Quando está em uma praia distante, em terras longínquas, uma viagem só – para fincar a bandeira do furo de reportagem – já é suficiente, já atende à necessidade mercadológica dos veículos de comunicação. Se em todos os verões, pelo menos, fizéssemos uma visita a todos os paraísos ecológicos brasileiros, descobriríamos como eles estão ameaçados.

‘A reportagem traduziu nossa cidade em sua plenitude. No entanto, seria preciso acrescentar que estamos sofrendo um enorme processo de degradação ambiental. Nossas praias ficam impróprias até fora de temporada e a violência aumenta assustadoramente a cada ano’, escreveu o leitor de uma revista em carta publicada na edição seguinte a uma capa sobre Ilha Bela (SP).
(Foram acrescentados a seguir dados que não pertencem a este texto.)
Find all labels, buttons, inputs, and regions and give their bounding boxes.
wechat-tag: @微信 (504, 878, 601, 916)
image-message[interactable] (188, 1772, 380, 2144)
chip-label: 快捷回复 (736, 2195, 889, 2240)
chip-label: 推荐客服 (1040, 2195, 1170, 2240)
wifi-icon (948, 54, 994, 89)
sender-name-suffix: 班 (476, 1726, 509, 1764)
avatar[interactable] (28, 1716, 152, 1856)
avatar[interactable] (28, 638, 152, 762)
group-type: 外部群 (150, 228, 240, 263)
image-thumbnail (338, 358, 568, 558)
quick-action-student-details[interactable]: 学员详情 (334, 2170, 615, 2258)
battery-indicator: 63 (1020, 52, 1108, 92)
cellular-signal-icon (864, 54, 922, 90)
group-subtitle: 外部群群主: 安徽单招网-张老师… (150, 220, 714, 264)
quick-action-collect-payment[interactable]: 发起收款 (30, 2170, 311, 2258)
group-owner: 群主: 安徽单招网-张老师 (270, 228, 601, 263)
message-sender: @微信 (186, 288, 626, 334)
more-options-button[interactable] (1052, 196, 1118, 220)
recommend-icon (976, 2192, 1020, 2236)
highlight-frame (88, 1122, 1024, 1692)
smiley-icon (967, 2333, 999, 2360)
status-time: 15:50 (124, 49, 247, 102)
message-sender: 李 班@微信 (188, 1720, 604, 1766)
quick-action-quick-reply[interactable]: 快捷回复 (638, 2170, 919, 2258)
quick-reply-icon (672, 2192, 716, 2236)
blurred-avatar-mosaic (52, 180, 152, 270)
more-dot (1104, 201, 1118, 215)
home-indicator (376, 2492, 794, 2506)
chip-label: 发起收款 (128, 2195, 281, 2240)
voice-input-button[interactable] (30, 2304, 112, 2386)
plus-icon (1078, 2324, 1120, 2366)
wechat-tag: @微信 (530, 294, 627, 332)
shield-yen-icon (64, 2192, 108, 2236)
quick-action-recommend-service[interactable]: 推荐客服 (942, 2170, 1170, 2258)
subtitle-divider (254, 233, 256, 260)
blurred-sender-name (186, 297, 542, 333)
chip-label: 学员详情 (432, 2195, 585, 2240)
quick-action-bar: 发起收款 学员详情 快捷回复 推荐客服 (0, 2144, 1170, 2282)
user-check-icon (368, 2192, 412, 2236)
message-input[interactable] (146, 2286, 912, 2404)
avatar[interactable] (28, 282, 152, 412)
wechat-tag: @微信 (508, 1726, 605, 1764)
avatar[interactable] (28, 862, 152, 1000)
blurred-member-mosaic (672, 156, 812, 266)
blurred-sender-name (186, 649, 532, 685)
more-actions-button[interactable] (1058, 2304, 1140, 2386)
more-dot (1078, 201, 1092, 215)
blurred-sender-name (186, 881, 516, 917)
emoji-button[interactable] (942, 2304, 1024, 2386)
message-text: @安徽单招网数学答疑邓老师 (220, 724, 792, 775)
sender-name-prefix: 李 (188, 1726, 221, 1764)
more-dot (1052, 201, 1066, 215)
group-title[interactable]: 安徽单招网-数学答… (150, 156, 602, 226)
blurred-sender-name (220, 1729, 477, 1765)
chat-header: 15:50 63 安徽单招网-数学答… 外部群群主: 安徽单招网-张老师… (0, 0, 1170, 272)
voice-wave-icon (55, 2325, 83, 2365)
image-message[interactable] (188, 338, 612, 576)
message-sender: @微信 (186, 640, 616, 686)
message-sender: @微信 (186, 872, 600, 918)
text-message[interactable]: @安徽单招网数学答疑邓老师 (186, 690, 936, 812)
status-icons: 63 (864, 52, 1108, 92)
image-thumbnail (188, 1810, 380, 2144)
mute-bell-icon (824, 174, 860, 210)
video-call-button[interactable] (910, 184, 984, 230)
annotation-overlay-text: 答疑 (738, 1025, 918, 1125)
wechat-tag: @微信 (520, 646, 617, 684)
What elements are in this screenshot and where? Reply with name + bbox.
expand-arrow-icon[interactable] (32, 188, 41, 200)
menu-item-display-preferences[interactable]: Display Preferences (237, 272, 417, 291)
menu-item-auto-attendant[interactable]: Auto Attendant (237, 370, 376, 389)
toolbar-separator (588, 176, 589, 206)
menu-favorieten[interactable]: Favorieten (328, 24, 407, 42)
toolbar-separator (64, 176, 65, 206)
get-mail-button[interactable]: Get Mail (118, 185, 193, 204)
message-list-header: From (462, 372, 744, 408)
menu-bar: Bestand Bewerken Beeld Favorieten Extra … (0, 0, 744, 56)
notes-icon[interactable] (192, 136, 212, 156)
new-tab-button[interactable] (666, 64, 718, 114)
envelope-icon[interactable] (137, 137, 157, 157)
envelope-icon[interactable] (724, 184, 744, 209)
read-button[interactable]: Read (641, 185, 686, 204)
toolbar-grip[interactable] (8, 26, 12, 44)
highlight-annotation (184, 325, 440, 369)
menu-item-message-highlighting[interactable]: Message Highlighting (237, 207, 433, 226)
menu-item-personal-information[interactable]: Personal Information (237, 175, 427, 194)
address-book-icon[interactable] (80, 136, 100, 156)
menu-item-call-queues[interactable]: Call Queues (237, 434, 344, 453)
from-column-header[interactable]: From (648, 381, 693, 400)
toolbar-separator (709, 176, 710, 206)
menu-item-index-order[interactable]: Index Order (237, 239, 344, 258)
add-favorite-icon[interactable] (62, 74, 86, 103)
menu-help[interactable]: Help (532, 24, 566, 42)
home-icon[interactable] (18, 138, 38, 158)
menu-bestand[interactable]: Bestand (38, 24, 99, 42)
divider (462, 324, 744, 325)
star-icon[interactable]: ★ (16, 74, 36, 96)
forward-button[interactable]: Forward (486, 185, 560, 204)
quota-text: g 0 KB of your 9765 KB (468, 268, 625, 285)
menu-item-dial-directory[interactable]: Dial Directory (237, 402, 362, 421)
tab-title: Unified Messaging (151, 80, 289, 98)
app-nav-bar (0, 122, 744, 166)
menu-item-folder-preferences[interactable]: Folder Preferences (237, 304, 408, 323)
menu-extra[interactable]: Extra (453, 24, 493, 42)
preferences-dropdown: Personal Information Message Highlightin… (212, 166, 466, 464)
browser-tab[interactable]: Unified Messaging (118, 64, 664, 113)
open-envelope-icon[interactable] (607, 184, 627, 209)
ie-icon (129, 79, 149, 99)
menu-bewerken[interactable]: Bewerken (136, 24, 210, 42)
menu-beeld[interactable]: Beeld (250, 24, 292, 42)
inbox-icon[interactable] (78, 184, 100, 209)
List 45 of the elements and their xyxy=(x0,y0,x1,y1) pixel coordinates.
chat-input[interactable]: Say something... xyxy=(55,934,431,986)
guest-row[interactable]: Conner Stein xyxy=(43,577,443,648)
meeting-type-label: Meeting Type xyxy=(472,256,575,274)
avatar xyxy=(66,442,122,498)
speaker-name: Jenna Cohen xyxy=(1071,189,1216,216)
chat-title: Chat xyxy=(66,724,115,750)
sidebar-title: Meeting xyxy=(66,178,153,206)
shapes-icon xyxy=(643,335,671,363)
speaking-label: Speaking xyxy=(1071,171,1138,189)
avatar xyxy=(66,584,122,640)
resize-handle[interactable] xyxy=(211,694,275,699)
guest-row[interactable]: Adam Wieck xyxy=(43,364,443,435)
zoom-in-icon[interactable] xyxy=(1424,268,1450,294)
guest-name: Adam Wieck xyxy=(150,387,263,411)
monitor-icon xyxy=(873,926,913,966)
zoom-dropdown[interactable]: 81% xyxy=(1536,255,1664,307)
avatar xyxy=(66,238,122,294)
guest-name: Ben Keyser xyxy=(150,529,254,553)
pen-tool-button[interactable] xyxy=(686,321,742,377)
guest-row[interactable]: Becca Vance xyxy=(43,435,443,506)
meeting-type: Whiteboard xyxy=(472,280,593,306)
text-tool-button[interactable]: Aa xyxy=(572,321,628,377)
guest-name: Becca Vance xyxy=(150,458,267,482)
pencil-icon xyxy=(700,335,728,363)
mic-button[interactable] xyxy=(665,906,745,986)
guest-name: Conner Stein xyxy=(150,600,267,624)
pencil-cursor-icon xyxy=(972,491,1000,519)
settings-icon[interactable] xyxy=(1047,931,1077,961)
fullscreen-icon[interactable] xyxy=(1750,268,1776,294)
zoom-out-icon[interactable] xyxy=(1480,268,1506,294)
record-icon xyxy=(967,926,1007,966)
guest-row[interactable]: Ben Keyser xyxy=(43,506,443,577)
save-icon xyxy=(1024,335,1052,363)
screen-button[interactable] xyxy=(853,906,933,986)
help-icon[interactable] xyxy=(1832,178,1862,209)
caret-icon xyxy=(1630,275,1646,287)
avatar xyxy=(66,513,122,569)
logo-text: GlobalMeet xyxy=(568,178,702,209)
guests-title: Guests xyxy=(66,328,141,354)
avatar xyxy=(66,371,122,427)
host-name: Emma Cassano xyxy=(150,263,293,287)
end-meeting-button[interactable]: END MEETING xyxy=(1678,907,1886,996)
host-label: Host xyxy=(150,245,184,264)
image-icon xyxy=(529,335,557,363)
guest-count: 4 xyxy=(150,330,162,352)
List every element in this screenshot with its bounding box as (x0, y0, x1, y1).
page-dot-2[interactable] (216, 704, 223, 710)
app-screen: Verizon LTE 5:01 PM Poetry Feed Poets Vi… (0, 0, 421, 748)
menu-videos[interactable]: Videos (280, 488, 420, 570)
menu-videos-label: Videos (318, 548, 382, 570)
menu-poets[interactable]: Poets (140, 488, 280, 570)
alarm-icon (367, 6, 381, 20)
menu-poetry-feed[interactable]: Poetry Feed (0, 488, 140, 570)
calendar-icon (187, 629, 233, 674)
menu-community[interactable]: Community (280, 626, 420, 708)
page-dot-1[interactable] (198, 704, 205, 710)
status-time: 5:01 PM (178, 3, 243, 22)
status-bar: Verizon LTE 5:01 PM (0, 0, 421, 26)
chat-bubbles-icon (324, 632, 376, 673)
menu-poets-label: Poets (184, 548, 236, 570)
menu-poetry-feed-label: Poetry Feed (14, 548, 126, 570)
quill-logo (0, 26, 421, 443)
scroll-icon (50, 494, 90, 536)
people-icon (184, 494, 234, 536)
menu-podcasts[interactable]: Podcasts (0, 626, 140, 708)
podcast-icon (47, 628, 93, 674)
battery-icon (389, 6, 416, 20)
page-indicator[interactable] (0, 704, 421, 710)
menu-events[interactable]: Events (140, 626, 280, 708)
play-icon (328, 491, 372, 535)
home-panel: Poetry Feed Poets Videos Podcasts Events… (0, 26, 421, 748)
Seria chato citar o nome da revista porque trata-se, infelizmente, de um fenômeno nacional. É só comprarmos a edição seguinte e passar os olhos pela seção de cartas que vamos ver como o leitor, quase sempre, faz o trabalho de expor as mazelas daquele paraíso estampado na capa da semana anterior.

Na maioria dos casos, a desculpa de atrair um turista qualificado, com capacidade financeira de gastar mais – e que, por isso, é mais exigente com a infra-estrutura – justifica projetos incompatíveis com a preservação de nossos paraísos. Quase todas essas idéias saem da cabeça de prefeitos, no mínimo, criativos demais.

Uma das praias mais noticiadas do mundo, por exemplo, está sofrendo um processo desses. É Jericoacoara. Em janeiro, esta praia do litoral cearense fez parte de uma série de destinos exóticos exibida na tevê. Uma equipe ‘de reportagem’ foi até lá. Entrevistou, gravou, conversou. Pouco ajudou à população local. Não falou que o prefeito Sérgio Herrero Gimenez, do mesmo partido do senador tucano Tasso Jereissati, queria construir uma ‘avenida paisagística’ asfaltada dentro da Área de Proteção Ambiental (APA). Perdeu a batalha na Justiça.

Os ecologistas denunciam que Gimenez, franco-espanhol naturalizado brasileiro, está construindo uma pousada com a intenção de municipalizá-la. ‘Ficou embargada cinco anos na Justiça e ele vai vendê-la para a prefeitura, com certeza’, afirma Frederico Castelli, da ONG Lagoa Viva. O Brasil carece de empreendimentos, como resorts, etc, para atrair o turismo internacional. Por outro lado, nem todas as denúncias de ONGs podem ser aceitas incondicionalmente. O problema é que atualmente a opinião pública nacional está impedida de fazer um julgamento porque simplesmente ignora os fatos.

Apesar deste clima de conflito, Jericoacoara sempre aparece na mídia ‘do sul’, como dizem no nordeste, como aquela bucólica aldeia de pescadores de tempos atrás. O Brasil precisa – e deve – promover seus dotes turísticos. Está fazendo isso muito bem lá fora. Mas aqui é urgente mudar o foco da cobertura de nossos paraísos. Antes que alguns aventureiros lancem mão deles.’